Efendiler, medeniyet yolunda muvaffakiyet teceddüde vâbestedir. İçtimaî hayatta, iktisadî hayatta ilim ve fen sahasında muvaffak olmak için yegâne tekâmül ve terakki yolu budur. Hayat ve maişete hâkim olan ahkâmın, zaman ile tagayyür, tekâmül ve teceddüdü zarurîdir. Medeniyetin ihtiraları, fennin harikaları, cihanı tahavvülden tahavvüle duçar ettiği bir devirde, asırlık köhne zihniyetlerle, maziperestlikle muhafazai mevcudiyet mümkün değildir. Medeniyetten bahsederken şunu da katiyetle beyan etmeliyim ki, medeniyetin esası, terakki ve kuvvetin temeli, aile hayatındadır. Bu hayatta fenalık, muhakkak içtimaî, iktisadî, siyaî aczi mucip olur. Aileyi teşkil eden kadın ve erkek unsurların hukuku tabiiyelerine malik olmaları, aile vazifelerini idareye muktedir bulunmaları lâzimedendir.
İktisaden yükselmeye çalışmalıyız
Efendiler, milletimiz burada tesbit ettiğimiz büyük zaferden daha mühim bir vazife peşindedir. O zaferin idraki milletimizin iktisat sahasındaki muvaffakitleriyle mümkün olacaktır. Bilirsiniz ki, iktisaden zayıf bir bünye fakrü sefaletten kurtulamaz; kuvvetli bir medeniyete, refah ve sadete kavuşamaz; içtimaî ve siyasî felâketlerden yakasını kurtaramaz. Memleketin idaresindeki muvaaffakiyet ve iktisadiyatındaki müktesebat derecesiyle mütenasip olur. Hiçbir medenî devlet yoktur ki, ordu ve donanmasından evvel iktisadını düşünmüş olmasın. Memleket ve istiklâl müdafaası için vücudu lâzım olan bütün kuvvetler ve vasıtalar iktisadiyatın inbisat ve inkişafiyle mükemmel olabilir.
Milletimizin muttasıf olduğu kuvvetli seciye, sarsılmaz irade, ateşîn milliyetperverlik iktisadî muvaffakiyetten nebeân edecek feyizlerle de lâyık olduğu derecede takviye olunmak zarurîdir. Asır mübarezesinde milletimizi muvaffak edecek bir iktisadî hayat teminini istihdaf eden umumî maarif ve terbiye sistemlerimiz, her gün daha çok esaslaşacak ve elbette muvaffak olacaktır.
Efendiler, artık bugün hayat ve insaniyet icapları bütün hakikatiyle tecelli etmiştir. Bunlara mugayir olan rivayetler ahlâk ve imana esas olmaz.
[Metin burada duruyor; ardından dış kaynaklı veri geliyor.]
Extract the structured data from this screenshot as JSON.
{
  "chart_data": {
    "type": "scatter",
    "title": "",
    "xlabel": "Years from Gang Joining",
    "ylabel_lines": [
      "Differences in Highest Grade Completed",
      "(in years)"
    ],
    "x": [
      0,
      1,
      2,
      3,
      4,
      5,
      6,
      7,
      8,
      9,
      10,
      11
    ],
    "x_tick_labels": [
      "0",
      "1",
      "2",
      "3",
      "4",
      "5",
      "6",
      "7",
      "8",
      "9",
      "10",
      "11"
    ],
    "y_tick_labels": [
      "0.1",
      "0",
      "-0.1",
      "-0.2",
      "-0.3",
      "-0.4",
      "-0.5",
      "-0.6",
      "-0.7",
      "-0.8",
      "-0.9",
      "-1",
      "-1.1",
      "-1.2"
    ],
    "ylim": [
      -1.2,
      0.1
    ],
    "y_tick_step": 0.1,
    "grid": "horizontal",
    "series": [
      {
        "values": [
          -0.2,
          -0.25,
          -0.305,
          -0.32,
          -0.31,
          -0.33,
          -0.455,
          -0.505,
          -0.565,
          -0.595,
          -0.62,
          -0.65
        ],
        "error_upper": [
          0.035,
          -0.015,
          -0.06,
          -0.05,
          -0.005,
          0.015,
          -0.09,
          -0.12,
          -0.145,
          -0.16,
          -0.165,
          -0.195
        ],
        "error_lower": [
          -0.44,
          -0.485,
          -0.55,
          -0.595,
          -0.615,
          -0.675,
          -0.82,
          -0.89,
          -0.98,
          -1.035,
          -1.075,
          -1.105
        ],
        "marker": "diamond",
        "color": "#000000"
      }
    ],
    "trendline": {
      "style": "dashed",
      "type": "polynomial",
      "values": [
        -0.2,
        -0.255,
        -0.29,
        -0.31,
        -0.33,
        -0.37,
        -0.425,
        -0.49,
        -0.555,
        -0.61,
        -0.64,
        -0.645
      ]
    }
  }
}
Hakikat tecelli edince kizp ortadan kalkar. Safsatalar, hurafeler kafalardan çıkmalıdır. Her türlü teali ve tekemmüle müsteit olan milletimizin içtimaî ve fikrî inkilâp hatvelerini kısaltmak isteyen maniler behemehal bertaraf edilmelidir.
Gençlere hitap
Efendiler, son sözlerimi münhasıran memleketimizin gençliğine tevcih etmek istiyorum.
Gençler!
Cesaretimizi takviye ve idame eden sizsiniz. Siz almakta olduğunuz terbiye ve irfan ile, insanlık meziyetinin, vatan muhabbetinin, fikir hürriyetinin en kıymetli timsali olacaksınız.
Ey yükselen yeni nesil! istikbâl sizindir. Cumhuriyeti biz tesis ettik; onu ilâ ve idame edecek sizsiniz.
Arkadaşlar, bu gaza ve şehadet diyarını terkederken ”Şehit Asker”i hep beraber hürmet ve tazimle selâmlayalım.